The Ginza Bee Project also creates space in the city for another stressed rural practice. Colony collapse disorder worldwide is linked to agricultural pesticides. Strangely, cities now provide a healthier habitat for bees than the countryside. Ginza's bees increase Japan's honey production and raise awareness about the relationships between bees and food, people and the environment. These 300,000 honeybees inspired companies and individuals to become urban beekeepers.

"I am not interested in greening," Yamada Yoriyuki, an environmental leader at Japanese construction giant Kajima, surprised me. Instead of applying green to existing projects, Yamada emphasizes the value of biodiversity and culture for new urbanism, with special attention to bees, falcons and the Japanese Pygmy Woodpecker. Kajima and a new corporate alliance, the Japanese Business Initiative for Biodiversity, explore new ways to connect development with habitat creation.

Another urban visionary is Professor Suzuki Makoto at the Tokyo University of Agriculture who is building a firefly habitat at a middle school with students, teachers and the local community. Fireflies have a magical appeal to children and adults, and are a natural gauge of the healthiness of urban environments. Fireflies require clean running water, near total darkness at night, and plants that feed and shelter them.

All of these urban ecology projects evoke the Japanese idea of satoyama, a balance between people and nature forged over two thousand years of rice farming. Unlike wilderness untouched by human activity, satoyama is a cultural landscape resulting from concentric rings of village, rice fields and surrounding forests.

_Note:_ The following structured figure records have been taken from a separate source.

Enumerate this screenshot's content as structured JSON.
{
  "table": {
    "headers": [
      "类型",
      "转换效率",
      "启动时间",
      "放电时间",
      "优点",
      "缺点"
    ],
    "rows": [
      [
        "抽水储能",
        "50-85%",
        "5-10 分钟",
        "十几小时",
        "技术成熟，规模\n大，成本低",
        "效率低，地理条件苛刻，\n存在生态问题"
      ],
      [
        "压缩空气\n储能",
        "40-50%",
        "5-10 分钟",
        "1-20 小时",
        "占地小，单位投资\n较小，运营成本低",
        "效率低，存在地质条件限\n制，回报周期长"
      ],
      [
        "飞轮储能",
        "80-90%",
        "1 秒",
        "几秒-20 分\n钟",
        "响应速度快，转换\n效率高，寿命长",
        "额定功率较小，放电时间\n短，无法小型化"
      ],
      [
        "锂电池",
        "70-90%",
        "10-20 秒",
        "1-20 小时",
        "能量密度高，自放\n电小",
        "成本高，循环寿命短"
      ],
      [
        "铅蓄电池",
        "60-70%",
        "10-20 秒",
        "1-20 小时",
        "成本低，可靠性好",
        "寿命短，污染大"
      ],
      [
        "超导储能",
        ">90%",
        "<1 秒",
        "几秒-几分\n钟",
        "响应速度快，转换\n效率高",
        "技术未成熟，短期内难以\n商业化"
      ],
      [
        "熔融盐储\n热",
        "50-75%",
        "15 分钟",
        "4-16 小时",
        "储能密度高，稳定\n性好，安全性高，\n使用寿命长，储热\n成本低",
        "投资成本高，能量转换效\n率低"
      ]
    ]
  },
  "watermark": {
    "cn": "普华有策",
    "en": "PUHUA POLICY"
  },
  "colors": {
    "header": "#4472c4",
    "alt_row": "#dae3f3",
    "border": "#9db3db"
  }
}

As Japanese increasingly abandon the countryside, bringing the average age of farmers to 60, reforestation has become a 21st century threat to the nation's biodiversity. Meadows and sunlight recede in rural areas, while the ideal of a balance between people and nature migrates to the city.

Creating an urban forest in Tokyo faces many challenges, including uncovering Edo-era rivers and canals buried in concrete and freeway overpasses. Dramatically reducing surface pavement will revive the soil, exponentially increase plant mass and urban wildlife, and reduce stormwater flooding and Tokyo Bay pollution. Even the most overbuilt city contains underused spaces, including roofs, walls and streets. All that is missing is for governments and corporations to connect with residents' passions and potential for action.

Urban ecology intertwines the health of soil, plants, animals and people. Biodiversity provides a natural connection between immediately improving our quality of life and addressing grave public policy issues such as climate change, energy independence, national security, food safety, crime reduction, air quality, and public health. Tokyo's lessons for sustainable cities range from the importance of culture in creating meaningful public places, to the role of biodiversity to remake even the densest metropolis.